Photo credit: NASA/Joel Kowsky (via Flickr)
On outward appearance, the younger life of Mary Somerville was a long way from Hakeem Oluseyi’s upbringing. A white woman born into a Scottish military family (her father was a Vice-Admiral): not rich, but reasonably provided for. Like Hakeem, what Mary was starved of was a formal education to encourage her extraordinary talents. Astonishingly, as a young girl, the then-Mary Fairfax practised her skills having memorised books of Euclid. At night, in darkness, she solved problems in her head because her parents had confiscated her expensive reading candles. Only chance encounters with sympathetic people who could recommend the right books, together with a fortuitous second marriage, enabled her to begin her life’s mathematical work. Thereafter, sheer hard work and persistent intelligence enabled Mary to flower as a mathematician and author.
The common factor in these stories is missing opportunity – a white Victorian woman and a modern-day Black man both with raw talent for the sciences and limited means of harnessing the academic gift of their minds. In each life, unexpected and sometimes small acts of support could create a measure of equality, enough to be vitally important for these individuals. But Hakeem Oluseyi’s story especially leaves you wondering – how many potential Black scientists of his calibre didn’t manage to find a path into science? Oluseyi writes about his own brushes with criminality, but there is more than one type of crime, and society squandering talent is one of them.

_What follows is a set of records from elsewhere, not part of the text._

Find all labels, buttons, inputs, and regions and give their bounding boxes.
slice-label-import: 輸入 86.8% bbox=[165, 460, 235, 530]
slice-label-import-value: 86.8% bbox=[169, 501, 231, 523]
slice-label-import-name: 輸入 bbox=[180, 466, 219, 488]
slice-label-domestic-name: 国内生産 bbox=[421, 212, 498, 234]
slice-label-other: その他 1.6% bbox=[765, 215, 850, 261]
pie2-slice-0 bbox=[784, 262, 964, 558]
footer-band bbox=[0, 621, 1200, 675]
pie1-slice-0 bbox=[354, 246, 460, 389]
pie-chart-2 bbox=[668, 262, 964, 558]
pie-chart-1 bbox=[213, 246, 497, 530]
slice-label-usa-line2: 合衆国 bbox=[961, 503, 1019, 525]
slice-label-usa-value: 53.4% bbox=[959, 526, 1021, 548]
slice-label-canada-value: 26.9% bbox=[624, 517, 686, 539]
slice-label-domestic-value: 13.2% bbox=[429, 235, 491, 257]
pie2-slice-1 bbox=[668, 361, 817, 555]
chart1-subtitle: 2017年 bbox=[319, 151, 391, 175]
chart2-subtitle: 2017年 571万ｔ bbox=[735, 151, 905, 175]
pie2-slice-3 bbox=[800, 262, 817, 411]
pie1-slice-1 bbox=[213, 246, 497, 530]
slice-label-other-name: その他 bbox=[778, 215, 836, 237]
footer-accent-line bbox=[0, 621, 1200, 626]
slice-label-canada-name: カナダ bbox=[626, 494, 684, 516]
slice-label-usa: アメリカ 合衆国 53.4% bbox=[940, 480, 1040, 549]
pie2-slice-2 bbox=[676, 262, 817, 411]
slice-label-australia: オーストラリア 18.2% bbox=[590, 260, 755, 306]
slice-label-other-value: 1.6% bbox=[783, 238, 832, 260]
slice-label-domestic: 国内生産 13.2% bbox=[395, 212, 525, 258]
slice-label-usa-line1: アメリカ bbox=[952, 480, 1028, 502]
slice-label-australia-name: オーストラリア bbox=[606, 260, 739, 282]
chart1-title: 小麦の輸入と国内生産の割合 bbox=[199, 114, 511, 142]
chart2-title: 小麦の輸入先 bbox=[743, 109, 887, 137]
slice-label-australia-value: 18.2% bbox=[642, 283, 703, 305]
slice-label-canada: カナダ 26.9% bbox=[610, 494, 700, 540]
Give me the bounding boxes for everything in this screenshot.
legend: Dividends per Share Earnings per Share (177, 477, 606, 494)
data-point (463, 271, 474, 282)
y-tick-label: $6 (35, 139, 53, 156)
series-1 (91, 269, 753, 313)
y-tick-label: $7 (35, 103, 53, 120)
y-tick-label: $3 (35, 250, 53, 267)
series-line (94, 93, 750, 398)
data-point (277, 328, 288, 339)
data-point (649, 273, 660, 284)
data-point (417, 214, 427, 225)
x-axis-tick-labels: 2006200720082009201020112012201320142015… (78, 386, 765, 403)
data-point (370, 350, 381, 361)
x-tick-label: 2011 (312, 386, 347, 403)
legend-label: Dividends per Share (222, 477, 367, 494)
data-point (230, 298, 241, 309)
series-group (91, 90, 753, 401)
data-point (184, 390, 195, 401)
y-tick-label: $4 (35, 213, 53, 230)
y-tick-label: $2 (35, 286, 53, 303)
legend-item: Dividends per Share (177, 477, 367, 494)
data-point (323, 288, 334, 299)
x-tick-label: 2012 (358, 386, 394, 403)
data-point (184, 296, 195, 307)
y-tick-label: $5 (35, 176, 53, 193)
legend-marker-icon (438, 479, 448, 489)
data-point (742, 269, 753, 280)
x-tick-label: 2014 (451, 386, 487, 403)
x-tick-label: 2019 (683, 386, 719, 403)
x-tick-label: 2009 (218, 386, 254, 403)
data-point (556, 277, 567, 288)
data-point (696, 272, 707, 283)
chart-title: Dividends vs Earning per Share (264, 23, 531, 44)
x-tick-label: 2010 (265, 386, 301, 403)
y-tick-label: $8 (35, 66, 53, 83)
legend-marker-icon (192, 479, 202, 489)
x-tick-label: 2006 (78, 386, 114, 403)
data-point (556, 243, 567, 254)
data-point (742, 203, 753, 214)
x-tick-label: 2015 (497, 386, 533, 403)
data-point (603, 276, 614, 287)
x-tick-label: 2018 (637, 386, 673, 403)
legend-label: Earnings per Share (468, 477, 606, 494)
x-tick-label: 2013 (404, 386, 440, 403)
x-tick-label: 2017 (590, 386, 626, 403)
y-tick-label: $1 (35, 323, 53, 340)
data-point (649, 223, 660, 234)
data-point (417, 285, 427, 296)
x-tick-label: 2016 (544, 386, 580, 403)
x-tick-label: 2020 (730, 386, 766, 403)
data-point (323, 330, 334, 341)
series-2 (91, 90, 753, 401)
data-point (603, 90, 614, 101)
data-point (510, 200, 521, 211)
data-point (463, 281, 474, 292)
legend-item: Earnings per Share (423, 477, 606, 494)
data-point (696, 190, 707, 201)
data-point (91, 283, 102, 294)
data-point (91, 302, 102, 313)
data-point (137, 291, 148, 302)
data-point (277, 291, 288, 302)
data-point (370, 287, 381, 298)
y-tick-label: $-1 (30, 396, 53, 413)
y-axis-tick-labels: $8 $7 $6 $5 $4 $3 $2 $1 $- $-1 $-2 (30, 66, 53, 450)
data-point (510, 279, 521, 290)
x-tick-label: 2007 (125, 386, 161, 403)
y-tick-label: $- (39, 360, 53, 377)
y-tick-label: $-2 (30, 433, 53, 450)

Coincidentally, I came across another life story recently that shows how opportunity can open in unexpected ways. I was looking into the history of marine zoological laboratories, where, since the nineteenth century, the traditional means of organising research was for subscribing organisations (such as universities, governments, or the Royal Society) to rent seasonal laboratory research space, sometimes referred to as ‘benches’ or ‘tables’. After the founding of the pioneering Anton Dorhn Station in Naples in 1872, similar facilities proliferated in different parts of the world. I was pleased to discover that this system allowed the African American biologist Ernest Everett Just (1883-1941) to experiment: first at Woods Hole, then at Naples and finally at the Station Biologique de Roscoff in France; both European centres founded by Foreign Members of the Royal Society. In an inter-War era when Just’s ability to find a university position in the United States was dictated by systemic racism, those overseas postings were vital to his development as a marine biologist.
Ernest Everett Just [Wikimedia Commons]
By this time next year, we hope to have support for a conference on historical biography of some known and some neglected Black scientists, including some of Ernest Just’s contemporaries. There are many more lives to count, so watch this space for news - and meanwhile, enjoy the many events of Black History Month, and the thoughts of our blog authors.